DISPLAY "MERGE ABORTED - MANUAL REVIEW REQUIRED"
MOVE 16 TO RETURN-CODE
STOP RUN
END-IF
.
The threshold of 3 missing branches was chosen based on operational experience: one or two missing files usually means a transmission delay and can be handled by a re-run. More than three suggests a systemic problem that requires human intervention.
Testing the Merge Process
Test Scenario 1: Basic Three-Way Merge
- Create three small test files, each sorted by account number
- Run the merge program
- Verify the consolidated output is in correct account-number order
- Verify the record count equals the sum of all input records (minus duplicates)
Test Scenario 2: Duplicate Detection
- Create two branch files with an identical transaction (same account, date, amount, reference)
- Run the merge
- Verify one copy appears in the consolidated file and one in the duplicate file
- Verify the duplicate report identifies both branches
Test Scenario 3: Empty Input File
- Create one normal branch file and one empty branch file
- Run the merge
- Verify the program handles the empty file without error
- Verify the output contains all records from the non-empty file
Test Scenario 4: All Records for Same Account
- Create three branch files where every record has the same account number
- Run the merge
- Verify records are ordered by date and time within the account
Discussion Questions
-
The MERGE statement does not support INPUT PROCEDURE. If you needed to filter records during the merge (for example, excluding transactions older than 30 days), how would you restructure the job to accomplish this?
-
The duplicate detection logic compares the current record against only the previous record. Is this sufficient? Could a duplicate be separated by a non-duplicate record in the merged output? Under what circumstances?
-
The two-phase merge approach was chosen because of compiler limits on the number of MERGE input files.
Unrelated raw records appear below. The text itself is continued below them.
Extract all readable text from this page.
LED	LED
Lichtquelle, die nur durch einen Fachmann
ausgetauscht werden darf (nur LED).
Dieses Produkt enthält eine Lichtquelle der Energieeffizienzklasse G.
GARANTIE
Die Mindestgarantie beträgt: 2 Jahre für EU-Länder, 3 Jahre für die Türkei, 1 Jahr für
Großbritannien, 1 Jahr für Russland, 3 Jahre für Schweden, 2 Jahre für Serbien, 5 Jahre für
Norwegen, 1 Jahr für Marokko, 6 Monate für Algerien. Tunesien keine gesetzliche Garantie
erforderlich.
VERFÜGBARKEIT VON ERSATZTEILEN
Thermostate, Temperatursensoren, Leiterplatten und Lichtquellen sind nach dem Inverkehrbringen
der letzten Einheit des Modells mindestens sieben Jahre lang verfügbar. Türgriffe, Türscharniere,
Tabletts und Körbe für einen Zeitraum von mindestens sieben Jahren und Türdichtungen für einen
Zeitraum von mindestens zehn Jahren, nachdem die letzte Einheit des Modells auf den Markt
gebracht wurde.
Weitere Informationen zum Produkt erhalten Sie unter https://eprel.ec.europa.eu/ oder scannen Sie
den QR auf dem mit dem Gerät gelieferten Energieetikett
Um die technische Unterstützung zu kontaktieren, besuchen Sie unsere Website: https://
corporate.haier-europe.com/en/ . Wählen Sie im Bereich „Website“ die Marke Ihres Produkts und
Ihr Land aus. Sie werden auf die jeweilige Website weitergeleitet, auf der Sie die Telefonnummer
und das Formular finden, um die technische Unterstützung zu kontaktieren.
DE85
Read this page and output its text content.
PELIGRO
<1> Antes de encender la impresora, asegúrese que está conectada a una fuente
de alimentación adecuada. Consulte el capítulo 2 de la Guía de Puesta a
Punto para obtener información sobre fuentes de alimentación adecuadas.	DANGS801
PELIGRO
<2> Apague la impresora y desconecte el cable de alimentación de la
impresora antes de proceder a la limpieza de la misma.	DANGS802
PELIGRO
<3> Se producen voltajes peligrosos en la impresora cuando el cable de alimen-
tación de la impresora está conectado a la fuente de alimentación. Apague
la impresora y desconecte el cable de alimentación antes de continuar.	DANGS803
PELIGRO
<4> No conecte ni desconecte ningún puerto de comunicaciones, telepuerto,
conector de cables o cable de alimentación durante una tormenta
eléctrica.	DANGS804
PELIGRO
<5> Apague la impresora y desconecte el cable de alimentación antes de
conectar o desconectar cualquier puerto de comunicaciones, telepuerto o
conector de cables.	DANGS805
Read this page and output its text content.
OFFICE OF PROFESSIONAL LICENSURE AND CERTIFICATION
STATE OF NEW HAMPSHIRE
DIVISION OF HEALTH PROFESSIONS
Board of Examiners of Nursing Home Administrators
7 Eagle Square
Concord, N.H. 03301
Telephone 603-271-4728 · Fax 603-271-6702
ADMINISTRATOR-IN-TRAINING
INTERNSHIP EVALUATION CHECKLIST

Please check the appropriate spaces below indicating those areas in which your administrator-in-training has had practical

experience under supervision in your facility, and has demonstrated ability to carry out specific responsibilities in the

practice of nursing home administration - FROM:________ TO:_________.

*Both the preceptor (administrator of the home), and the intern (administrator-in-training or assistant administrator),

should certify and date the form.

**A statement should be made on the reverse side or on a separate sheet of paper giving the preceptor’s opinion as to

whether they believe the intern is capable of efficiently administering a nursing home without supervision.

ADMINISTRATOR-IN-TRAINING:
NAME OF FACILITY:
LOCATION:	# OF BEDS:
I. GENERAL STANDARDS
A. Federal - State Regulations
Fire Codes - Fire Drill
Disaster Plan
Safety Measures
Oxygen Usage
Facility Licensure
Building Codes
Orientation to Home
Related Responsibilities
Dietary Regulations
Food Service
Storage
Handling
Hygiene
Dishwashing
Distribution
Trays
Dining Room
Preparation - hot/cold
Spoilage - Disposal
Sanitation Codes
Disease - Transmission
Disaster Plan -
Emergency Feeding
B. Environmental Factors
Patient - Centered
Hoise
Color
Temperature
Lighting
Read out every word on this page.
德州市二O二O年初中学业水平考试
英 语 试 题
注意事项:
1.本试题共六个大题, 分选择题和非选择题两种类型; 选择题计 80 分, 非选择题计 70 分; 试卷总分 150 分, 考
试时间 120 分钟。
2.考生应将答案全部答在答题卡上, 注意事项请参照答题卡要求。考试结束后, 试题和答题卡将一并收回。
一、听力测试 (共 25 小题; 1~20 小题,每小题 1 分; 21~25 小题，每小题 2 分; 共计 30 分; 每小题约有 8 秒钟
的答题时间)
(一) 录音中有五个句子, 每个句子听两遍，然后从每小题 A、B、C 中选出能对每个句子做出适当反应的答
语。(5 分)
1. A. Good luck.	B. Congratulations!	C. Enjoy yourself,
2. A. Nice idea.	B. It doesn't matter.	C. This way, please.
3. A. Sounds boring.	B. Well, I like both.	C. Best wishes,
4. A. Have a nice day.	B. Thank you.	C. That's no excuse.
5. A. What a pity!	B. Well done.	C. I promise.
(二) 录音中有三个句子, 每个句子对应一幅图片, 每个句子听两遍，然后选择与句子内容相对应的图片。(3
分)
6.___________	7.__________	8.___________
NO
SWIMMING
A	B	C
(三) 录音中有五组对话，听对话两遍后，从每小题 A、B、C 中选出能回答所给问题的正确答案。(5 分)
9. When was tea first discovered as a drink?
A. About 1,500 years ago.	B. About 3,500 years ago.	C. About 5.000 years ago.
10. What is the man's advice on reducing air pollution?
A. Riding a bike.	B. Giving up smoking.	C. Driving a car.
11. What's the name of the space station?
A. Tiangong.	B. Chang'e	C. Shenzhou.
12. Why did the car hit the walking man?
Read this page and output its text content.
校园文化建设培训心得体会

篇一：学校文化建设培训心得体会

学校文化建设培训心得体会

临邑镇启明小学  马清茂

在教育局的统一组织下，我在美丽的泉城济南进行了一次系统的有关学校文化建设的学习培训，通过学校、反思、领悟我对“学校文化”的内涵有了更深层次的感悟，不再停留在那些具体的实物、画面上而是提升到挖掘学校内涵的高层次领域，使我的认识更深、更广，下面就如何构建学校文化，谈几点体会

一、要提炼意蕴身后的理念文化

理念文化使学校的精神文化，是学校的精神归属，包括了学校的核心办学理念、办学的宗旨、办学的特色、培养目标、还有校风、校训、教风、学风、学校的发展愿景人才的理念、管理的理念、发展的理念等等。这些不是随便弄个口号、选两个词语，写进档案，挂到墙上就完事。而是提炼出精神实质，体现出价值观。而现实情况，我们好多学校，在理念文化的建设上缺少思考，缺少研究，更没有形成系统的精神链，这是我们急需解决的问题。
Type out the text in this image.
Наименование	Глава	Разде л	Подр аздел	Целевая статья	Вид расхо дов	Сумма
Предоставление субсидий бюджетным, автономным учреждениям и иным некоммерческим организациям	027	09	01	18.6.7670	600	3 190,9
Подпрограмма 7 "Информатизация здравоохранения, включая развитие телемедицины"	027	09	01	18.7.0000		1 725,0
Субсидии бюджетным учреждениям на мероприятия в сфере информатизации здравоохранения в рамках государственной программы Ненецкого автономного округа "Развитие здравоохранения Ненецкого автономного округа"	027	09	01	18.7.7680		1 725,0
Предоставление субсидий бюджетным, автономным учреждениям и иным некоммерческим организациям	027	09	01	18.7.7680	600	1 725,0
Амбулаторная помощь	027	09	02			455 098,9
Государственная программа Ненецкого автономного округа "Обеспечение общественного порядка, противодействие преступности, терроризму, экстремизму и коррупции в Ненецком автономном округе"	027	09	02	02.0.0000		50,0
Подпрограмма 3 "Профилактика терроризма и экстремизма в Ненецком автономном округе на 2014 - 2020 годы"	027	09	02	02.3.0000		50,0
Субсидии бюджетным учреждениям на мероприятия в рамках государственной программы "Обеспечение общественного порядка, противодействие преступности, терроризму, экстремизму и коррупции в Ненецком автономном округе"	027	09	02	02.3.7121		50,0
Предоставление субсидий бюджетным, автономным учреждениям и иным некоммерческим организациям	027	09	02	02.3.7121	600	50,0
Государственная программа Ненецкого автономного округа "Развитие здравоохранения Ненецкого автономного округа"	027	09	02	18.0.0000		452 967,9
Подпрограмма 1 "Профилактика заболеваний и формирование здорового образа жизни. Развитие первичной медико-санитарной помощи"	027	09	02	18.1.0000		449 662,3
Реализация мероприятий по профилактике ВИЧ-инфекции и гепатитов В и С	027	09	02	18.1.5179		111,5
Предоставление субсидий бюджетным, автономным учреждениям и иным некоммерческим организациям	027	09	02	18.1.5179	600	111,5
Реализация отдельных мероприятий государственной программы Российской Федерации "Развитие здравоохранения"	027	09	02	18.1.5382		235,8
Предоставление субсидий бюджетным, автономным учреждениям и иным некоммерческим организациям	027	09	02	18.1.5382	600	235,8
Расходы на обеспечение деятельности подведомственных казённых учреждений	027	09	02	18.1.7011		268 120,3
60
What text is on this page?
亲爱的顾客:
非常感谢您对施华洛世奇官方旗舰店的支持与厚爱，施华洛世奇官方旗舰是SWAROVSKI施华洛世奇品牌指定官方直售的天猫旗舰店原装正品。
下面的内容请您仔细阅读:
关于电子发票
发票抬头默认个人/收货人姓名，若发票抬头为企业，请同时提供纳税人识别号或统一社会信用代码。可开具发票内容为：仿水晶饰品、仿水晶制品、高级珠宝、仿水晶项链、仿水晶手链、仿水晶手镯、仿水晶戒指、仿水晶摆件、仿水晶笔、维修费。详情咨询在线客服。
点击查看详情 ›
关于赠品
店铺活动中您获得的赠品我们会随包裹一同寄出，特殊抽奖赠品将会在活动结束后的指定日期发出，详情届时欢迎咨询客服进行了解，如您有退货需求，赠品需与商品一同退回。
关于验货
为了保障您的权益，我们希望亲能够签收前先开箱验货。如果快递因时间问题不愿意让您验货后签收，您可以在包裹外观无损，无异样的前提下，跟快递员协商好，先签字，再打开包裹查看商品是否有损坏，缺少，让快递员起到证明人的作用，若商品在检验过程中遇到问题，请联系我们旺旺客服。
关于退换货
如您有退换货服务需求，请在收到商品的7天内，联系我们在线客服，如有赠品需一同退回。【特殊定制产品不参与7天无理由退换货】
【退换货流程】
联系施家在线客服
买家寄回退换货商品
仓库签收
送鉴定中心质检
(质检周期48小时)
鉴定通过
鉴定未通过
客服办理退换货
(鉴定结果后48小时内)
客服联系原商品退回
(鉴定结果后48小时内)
An alternative would be to concatenate all 24 branch files in the JCL and use SORT instead of MERGE. Compare the advantages and disadvantages of each approach.
-
What happens if one of the branch files is not sorted correctly? How would you detect this condition before the merge, and what should the program do if it detects an out-of-order input file?
-
The bank is considering adding real-time transaction feeds from online and mobile channels, which would arrive as a continuous stream rather than a batch file. How would this change the merge architecture?